Implementing a card game predictor that uses more advanced probability knowledge, particularly involving calculus, can be quite challenging. While the basic strategy model we discussed earlier is suitable for most practical purposes, incorporating advanced calculus-based probabilities can be an overkill for a game like Blackjack. However, I can introduce you to a concept called “card counting,” which involves tracking the composition of the remaining deck to make more informed decisions. This method doesn’t directly use calculus but relies on statistical probability concepts.

This means the conversation is busted. You can retry your prompts until you get a good answer.

However, you can feel how the process can be irritating. Below is a better way.

Ask Others

Apparently lots of people have learnt Probability Theory, and ultimately found it useful. You can ask some people what their life would be without Probability Theory, which will give you results more accurate and realistic than ChatGPT.

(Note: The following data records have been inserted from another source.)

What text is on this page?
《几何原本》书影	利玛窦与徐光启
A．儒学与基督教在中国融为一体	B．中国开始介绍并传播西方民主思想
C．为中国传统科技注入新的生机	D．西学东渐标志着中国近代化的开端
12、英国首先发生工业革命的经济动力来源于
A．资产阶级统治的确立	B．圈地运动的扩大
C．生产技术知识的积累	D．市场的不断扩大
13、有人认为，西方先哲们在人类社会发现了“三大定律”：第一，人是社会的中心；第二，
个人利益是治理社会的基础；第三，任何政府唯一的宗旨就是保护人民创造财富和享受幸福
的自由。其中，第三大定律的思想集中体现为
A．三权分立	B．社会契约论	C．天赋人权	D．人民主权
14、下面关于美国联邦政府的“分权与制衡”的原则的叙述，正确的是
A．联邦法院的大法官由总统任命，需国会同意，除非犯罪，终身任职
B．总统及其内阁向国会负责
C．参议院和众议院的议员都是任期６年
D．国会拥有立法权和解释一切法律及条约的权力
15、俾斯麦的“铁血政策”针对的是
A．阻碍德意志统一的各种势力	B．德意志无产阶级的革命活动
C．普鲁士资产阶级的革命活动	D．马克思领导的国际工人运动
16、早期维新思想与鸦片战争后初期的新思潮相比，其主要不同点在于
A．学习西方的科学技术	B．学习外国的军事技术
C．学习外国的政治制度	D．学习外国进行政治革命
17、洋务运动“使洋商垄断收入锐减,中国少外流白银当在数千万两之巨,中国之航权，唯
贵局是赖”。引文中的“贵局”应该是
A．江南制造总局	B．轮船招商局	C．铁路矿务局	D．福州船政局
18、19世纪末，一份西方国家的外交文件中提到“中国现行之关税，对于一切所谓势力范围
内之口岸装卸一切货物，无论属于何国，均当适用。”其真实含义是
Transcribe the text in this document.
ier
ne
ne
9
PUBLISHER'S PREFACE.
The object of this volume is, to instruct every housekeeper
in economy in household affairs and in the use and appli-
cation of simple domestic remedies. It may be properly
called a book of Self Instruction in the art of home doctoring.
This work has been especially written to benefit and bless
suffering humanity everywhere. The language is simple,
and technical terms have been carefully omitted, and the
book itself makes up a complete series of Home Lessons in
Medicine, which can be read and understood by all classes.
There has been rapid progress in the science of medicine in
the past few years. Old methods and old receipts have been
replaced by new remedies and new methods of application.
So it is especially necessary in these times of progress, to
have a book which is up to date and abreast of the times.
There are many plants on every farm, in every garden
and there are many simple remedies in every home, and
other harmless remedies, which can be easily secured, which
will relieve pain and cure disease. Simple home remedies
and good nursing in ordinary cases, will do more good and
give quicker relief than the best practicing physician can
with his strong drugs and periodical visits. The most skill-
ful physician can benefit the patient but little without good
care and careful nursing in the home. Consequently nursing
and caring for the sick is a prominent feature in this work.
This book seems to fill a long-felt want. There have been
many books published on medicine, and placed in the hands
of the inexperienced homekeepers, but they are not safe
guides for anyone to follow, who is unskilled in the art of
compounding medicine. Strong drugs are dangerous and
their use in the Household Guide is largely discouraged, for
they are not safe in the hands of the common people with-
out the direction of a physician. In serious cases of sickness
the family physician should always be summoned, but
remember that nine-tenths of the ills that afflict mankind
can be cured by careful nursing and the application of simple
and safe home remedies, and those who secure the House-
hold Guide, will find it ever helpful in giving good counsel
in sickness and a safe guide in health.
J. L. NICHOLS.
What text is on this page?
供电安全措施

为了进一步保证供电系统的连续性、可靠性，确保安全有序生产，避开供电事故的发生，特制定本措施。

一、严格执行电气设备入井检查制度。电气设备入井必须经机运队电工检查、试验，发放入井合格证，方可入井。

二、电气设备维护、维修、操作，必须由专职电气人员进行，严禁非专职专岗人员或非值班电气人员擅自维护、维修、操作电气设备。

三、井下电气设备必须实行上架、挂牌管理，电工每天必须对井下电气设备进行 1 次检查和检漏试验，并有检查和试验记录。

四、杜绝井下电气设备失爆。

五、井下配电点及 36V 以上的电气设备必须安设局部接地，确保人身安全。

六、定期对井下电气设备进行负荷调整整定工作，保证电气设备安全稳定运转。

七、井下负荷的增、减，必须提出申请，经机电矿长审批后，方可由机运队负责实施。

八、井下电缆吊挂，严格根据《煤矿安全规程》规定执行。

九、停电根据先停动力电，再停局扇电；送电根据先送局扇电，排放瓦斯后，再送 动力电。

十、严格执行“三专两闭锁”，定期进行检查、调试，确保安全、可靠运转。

The method is harder to implement than the previous one, so no examples are provided here. I want to introduce the best way that I can think of, in the next section.

Foreseeing

Simply, you just try to implement things beyond your capabilities, check what knowledge is missing, and fill it.

This seeming-naive technique can stunningly solve the motivation problem! That’s because in traditional learning, you define what to learn first, and then what to create. When forseeing, you define what you want to create first, and then what to learn!

What’s stopping most people from implementing this method is its toughness. Most people would prefer an actual teacher to teach them something, because in self-automated learning there’s less learning material and weaker disciplinary mechanism.

I’m working on Silent-Lang to make Competitive Programming more intuitive and accessible, but it takes time to achieve. Currently it’s factual that self-automated learning is difficult and not achievable for anyone, so there’s no silver bullet for the motivation problem.

Conclusion

With the motivation problem solved in any of the above ways, learning can become a worth-playing game. At the present, you might have to solve it yourselves, but it would be much better if motivation is accessible by everyone.